I thought a lot last year. A lot. But instead of thinking about work or math or history or cars, I thought about myself. I thought about what I’m doing, what I need. What I want. Mortality, career, romance, all of the big ones. But that’s all internal. There’s no sounding board to reality on any of that, you just build it into your own little dorodango, a ball of your own mud that you think is perfect.
And then in just two little blips it was shattered. Turns out my mudball was just another mudball. That thought of internal perfection, the building of a logic ladder inside your own head without the challenging ideas of others? It’s lazy. A selfish ownership of reason that denies the essential humanity of others in your relationships. I spent six months mourning my imperfect mudball, trying to figure out how all my focus could have gone wrong. How could all that hard work I put into _believing_ in my righteousness and then be wrong? Because faith without honesty is worthless, and honesty is something that must be both internal and external. You can think you’re being fully honest with yourself all the way until you are forced to think about something you have no context for.
Six months, mourning my broken mudball. Alone. By choice. Hiding behind the hurt, too lazy to work at healing, too cautious to make progress any other way. I hid, from the responsibility of my humanity, behind the things which have damaged me, instead of trying to truly put them behind me. And all it took was two little blips.

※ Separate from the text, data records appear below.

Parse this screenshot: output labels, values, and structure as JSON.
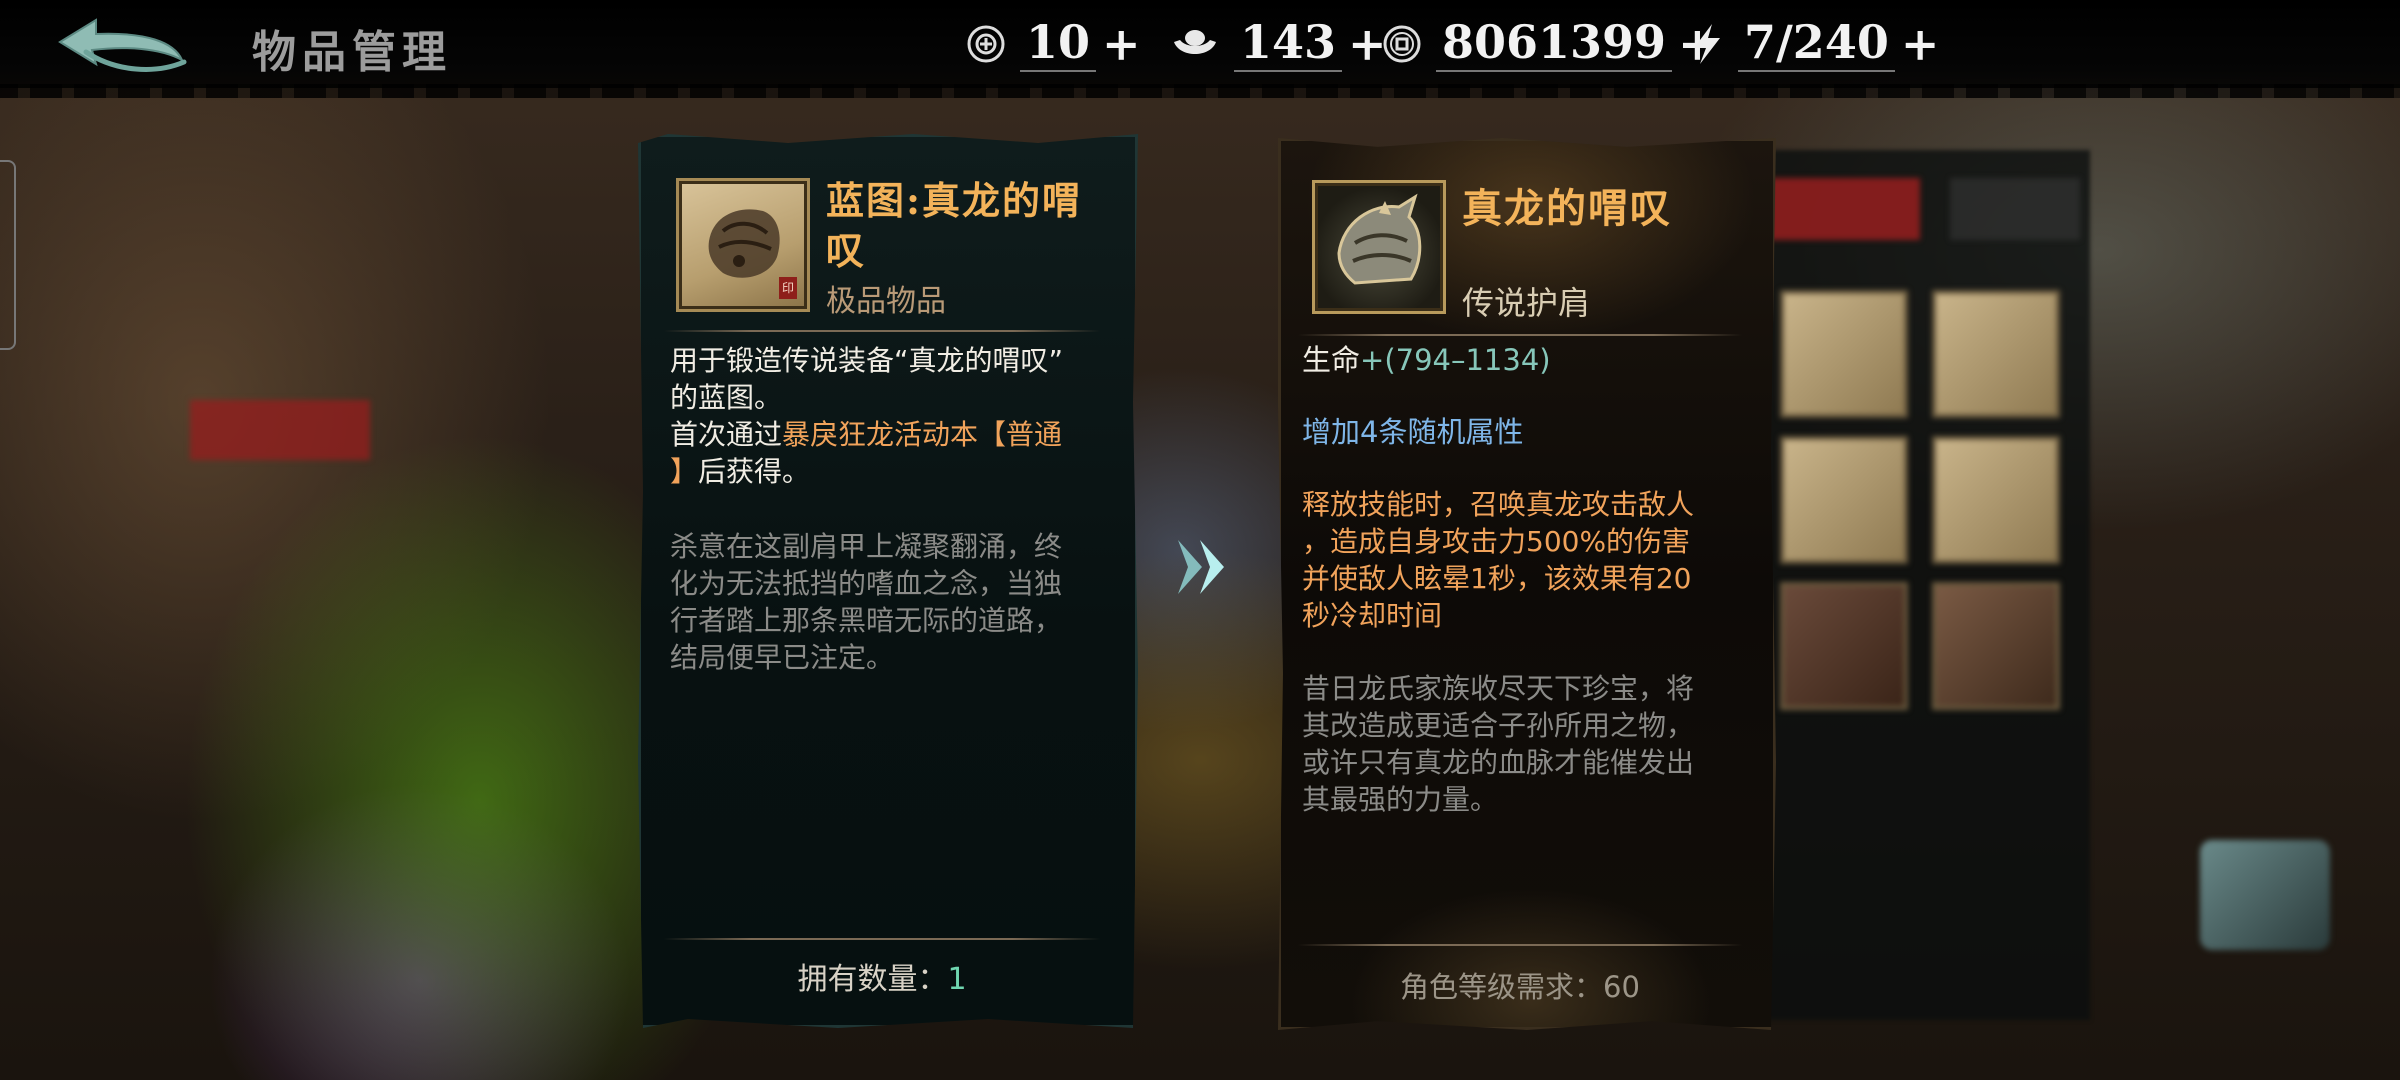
{
  "header": {
    "title": "物品管理",
    "resources": [
      {
        "icon": "coin-token-icon",
        "value": "10 ",
        "plus": "+"
      },
      {
        "icon": "silver-ingot-icon",
        "value": "143",
        "plus": "+"
      },
      {
        "icon": "copper-coin-icon",
        "value": "8061399",
        "plus": "+"
      },
      {
        "icon": "energy-bolt-icon",
        "value": "7/240",
        "plus": "+"
      }
    ]
  },
  "left_card": {
    "title": "蓝图:真龙的喟叹",
    "rarity": "极品物品",
    "desc": {
      "l1": "用于锻造传说装备“真龙的喟叹”",
      "l2": "的蓝图。",
      "l3_a": "首次通过",
      "l3_b": "暴戾狂龙活动本【普通",
      "l4_a": "】",
      "l4_b": "后获得。"
    },
    "lore": [
      "杀意在这副肩甲上凝聚翻涌，终",
      "化为无法抵挡的嗜血之念，当独",
      "行者踏上那条黑暗无际的道路，",
      "结局便早已注定。"
    ],
    "qty_label": "拥有数量：",
    "qty_value": "1"
  },
  "right_card": {
    "title": "真龙的喟叹",
    "type": "传说护肩",
    "stat_label": "生命",
    "stat_value": "+(794–1134)",
    "bonus": "增加4条随机属性",
    "skill": [
      "释放技能时，召唤真龙攻击敌人",
      "，造成自身攻击力500%的伤害",
      "并使敌人眩晕1秒，该效果有20",
      "秒冷却时间"
    ],
    "lore": [
      "昔日龙氏家族收尽天下珍宝，将",
      "其改造成更适合子孙所用之物，",
      "或许只有真龙的血脉才能催发出",
      "其最强的力量。"
    ],
    "level_req": "角色等级需求：60"
  },
  "colors": {
    "title_gold": "#f3b35a",
    "highlight_orange": "#f1a35b",
    "attr_blue": "#7fb6e8",
    "qty_green": "#6fd6b0",
    "tab_red": "#961e1e"
  }
}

These are the lessons that 2011 started me off with. Interaction with other people is both necessary and terrifying. There is no shame in needing others. There is no shame in being hurt but nobody should love you for failing to heal. Pay attention to what is being said but also pay attention to what is not being said. And then, Bridget Pilloud, who is responsible for a startling number of palm-smacking-forehead moments? She set me up for a doozy: Think about others more, think about their problems less. And realize that nobody cares about your bus crash. You should care less about your bus crash too.
I hate it when another one of those old lines comes up, something you’ve heard a thousand times and not ever listened to. And this is what it all comes down to. A song lyric from a cassette tape I played until it was ruined, almost fifteen years ago. A song which gets stuck in my head from time to time even now. Echoing through my personal history, telling me to pay more fucking attention.
I was having this discussion in a taxi heading down-town.
Rearranging my position on this friend of mine who had a little bit of a breakdown.
I said, “Hey, you know, breakdowns come and breakdowns go.
So what are you going to do about it – that’s what _I’d_ like to know.”
– Paul Simon – Gumboots
Pain doesn’t earn you shit, turns out. It’s what you do with it.